When you study these spaces, you are not just solving equations. You are learning how to describe a matrix in terms of the subspaces it creates.
Conclusion
Row space, column space, and null space are three core ideas that reveal what a matrix does. The row space describes the independent row directions, the column space describes all possible outputs, and the null space describes all inputs that disappear to zero. Together, they connect matrix computation with the broader language of vector spaces and subspaces.
If you can identify these spaces, find bases for them, and understand their dimensions, you have a strong foundation for the rest of linear algebra.

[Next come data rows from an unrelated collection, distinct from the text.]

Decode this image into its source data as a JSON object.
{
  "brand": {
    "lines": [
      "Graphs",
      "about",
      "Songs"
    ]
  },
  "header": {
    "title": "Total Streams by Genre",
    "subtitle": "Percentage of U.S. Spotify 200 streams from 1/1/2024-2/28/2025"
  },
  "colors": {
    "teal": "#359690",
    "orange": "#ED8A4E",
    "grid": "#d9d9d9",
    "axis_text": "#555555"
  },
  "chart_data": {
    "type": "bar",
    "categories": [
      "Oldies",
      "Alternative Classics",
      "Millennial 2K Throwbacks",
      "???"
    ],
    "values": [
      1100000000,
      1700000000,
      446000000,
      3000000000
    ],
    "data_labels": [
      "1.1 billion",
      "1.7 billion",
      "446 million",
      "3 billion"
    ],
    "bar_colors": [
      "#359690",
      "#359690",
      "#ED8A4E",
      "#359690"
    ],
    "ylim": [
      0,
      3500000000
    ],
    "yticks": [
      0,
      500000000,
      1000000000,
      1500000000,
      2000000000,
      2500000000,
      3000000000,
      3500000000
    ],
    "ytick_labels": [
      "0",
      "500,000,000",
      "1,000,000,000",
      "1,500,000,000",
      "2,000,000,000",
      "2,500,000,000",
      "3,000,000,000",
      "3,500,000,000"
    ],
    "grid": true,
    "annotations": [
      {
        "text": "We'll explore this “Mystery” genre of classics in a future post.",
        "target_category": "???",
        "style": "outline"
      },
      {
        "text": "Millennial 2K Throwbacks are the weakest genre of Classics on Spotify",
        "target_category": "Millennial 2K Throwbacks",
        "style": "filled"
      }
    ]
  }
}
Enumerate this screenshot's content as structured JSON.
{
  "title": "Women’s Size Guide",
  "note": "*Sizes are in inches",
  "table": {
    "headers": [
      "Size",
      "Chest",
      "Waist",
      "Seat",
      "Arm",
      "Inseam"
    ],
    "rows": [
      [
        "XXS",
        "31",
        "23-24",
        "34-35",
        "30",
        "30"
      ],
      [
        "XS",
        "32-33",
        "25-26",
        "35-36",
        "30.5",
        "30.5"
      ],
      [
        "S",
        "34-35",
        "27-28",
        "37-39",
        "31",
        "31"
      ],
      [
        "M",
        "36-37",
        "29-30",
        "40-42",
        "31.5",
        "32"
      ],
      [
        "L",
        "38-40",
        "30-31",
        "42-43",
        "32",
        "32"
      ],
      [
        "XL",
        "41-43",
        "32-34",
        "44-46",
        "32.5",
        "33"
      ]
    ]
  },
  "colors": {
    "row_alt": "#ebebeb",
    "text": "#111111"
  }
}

These ideas will keep showing up in systems of equations, transformations, rank, and many applications in science and technology 🚀.
Study Notes
- The row space of $A$ is the span of its rows and is a subspace of $\mathbb{R}^n$.
- The column space of $A$ is the span of its columns and is a subspace of $\mathbb{R}^m$.
- The null space of $A$ is the set of all vectors $x$ such that $Ax=0$.
- A basis for the row space comes from the nonzero rows of the row-reduced form of $A$.
- A basis for the column space comes from the pivot columns of the original matrix $A$.
- A basis for the null space comes from solving $Ax=0$.
- The dimension of the row space and column space is the rank of $A$.
- The dimension of the null space is the nullity of $A$.
- The Rank-Nullity Theorem is $\text{rank}(A)+\text{nullity}(A)=n$.
- A system $Ax=b$ is solvable exactly when $b$ is in the column space of $A$.
- Row space, column space, and null space are all examples of subspaces, so they connect matrix algebra to abstract vector spaces.